また「極楽世界のすがたを想い描くためのさまざまな方法を説く」と説かれている。これは定善の十三観をいうのである。
また「そなたは凡夫で、能力が劣っている」と説かれている。これは悪人が浄土に往生すべきものであることを彰すのである。
また「仏がたには特別な手だてがある」と説かれている。これは、定善・散善のさまざまな善が説かれるのは、他力念仏に導き入れる仮の手だてとしての教えであることを顕すのである。
また「仏の力によてその世界を見ることができる」と説かれている。これは、仏の力、すなわち他力によって往生することを顕すのである。
また「釈尊が世を去られた後の世の衆生は」と説かれている。これは、未来の衆生すなわち凡夫こそまさに浄土に往生すべきものであることを顕すのである。
また「経典に説かれることと合致するなら、粗々は極楽世界を見たということができる」と説かれている。これは、定善を成就することが難しいことを顕すのである。

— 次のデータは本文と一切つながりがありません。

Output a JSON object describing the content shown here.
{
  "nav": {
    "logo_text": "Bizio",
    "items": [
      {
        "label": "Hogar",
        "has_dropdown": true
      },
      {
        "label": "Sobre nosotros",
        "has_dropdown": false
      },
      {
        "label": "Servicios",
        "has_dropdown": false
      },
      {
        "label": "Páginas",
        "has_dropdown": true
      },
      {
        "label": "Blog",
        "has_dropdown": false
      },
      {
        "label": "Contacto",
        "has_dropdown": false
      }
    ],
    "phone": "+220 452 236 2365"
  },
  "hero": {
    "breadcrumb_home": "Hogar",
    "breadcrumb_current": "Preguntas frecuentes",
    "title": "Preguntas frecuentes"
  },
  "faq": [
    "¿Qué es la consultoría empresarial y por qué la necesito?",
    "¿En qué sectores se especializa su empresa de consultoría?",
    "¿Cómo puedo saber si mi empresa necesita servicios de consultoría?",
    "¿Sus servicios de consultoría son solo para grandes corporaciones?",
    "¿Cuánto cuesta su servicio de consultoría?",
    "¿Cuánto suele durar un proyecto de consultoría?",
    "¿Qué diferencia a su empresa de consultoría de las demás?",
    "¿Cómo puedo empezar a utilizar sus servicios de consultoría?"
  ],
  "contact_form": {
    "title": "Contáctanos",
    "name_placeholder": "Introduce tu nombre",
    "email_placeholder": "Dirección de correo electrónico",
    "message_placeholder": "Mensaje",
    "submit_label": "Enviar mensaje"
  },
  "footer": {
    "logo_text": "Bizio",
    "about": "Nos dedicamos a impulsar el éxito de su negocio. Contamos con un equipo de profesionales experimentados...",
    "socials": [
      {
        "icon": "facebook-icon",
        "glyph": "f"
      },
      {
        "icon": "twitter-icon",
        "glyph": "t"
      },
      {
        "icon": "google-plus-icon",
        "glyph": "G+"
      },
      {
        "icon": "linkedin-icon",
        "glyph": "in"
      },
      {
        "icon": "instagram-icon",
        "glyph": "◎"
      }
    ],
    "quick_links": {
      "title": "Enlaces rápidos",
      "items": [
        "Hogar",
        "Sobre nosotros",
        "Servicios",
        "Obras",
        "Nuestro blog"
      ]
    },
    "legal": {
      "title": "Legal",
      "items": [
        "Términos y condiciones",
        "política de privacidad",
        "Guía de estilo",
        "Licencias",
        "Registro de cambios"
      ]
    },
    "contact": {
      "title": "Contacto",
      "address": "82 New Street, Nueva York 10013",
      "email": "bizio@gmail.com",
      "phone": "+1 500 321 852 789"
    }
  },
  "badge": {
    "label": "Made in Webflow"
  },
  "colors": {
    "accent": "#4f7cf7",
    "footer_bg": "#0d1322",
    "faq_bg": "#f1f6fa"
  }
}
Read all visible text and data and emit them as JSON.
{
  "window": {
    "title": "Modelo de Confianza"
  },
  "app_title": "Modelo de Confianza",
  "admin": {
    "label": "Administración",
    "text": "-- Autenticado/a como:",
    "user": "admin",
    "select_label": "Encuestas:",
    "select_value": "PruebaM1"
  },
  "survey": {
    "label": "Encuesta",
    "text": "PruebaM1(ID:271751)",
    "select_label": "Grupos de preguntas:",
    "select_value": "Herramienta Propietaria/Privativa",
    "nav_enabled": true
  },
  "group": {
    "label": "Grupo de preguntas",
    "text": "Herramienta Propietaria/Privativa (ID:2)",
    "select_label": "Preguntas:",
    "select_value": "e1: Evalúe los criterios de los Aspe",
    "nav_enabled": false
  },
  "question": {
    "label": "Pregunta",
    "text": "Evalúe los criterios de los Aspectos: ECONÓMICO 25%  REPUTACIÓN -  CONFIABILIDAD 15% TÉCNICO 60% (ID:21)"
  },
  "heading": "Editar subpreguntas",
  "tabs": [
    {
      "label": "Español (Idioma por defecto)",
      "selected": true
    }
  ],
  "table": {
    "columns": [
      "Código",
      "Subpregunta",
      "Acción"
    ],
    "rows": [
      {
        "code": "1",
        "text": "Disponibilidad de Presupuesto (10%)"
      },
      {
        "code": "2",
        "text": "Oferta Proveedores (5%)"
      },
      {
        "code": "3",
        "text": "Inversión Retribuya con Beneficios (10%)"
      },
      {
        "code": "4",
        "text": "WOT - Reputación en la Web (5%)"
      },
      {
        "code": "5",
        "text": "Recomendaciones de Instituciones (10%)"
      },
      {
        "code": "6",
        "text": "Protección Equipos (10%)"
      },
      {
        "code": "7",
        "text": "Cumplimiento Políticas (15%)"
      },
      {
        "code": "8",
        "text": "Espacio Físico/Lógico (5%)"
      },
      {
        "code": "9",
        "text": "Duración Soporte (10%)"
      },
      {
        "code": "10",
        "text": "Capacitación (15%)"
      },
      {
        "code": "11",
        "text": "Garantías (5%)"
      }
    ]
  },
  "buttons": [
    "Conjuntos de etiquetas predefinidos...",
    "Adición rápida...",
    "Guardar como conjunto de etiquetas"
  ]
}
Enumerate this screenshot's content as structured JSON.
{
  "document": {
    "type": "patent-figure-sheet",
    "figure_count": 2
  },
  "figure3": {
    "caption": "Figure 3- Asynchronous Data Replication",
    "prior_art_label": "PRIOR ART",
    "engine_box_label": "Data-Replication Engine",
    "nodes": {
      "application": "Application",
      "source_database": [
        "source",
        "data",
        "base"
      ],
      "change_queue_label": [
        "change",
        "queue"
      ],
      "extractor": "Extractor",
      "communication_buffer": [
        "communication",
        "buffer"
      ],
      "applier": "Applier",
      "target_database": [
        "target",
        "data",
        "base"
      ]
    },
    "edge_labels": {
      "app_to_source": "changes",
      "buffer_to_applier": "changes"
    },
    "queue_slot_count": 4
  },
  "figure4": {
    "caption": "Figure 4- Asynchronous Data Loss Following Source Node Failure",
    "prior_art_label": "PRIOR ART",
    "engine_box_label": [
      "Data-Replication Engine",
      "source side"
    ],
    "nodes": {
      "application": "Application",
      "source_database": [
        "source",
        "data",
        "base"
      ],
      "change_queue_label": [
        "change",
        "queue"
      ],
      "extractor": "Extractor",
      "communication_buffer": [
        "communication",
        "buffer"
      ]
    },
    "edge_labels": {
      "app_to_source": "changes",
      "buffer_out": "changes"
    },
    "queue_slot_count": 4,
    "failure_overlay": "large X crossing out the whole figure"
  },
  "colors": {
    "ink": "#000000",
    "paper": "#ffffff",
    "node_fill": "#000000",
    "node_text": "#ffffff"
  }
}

また「この身のままで念仏三昧に入ることができる」と説かれている。これは、定善の観察が成就して得られる利益は他力の念仏三昧であることを顕す。すなわち定善の観察を方便の教えとされるのである。
また「至誠心・深心・回向発願心の三心をおこして往生する」と説かれ、また「三種の行を修める人々があって、みな往生することができる」と説かれている。この二つの文によって考えると、上輩・中輩・下輩の三種類の人について、それぞれ定善の自力の三心・散善の自力の三心・弘願他力の三心があり、また真実報土への往生と方便化土への往生とがある。
これによって、まことに知ることができた。すなわち『観無量寿経』には顕彰隠密の義があることを。『無量寿経』の三心と『観無量寿経』の三心が同じであるか異なるかを述べるにあたっては、よくこのことを考えなければならない。この二つの経は顕の義によれば異なるが、彰の義によれば同じである。よく知るがよい。
また問ふ。『大本』(大経)と『観経』の三心と、『小本』(小経)の一心と、一異いかんぞや。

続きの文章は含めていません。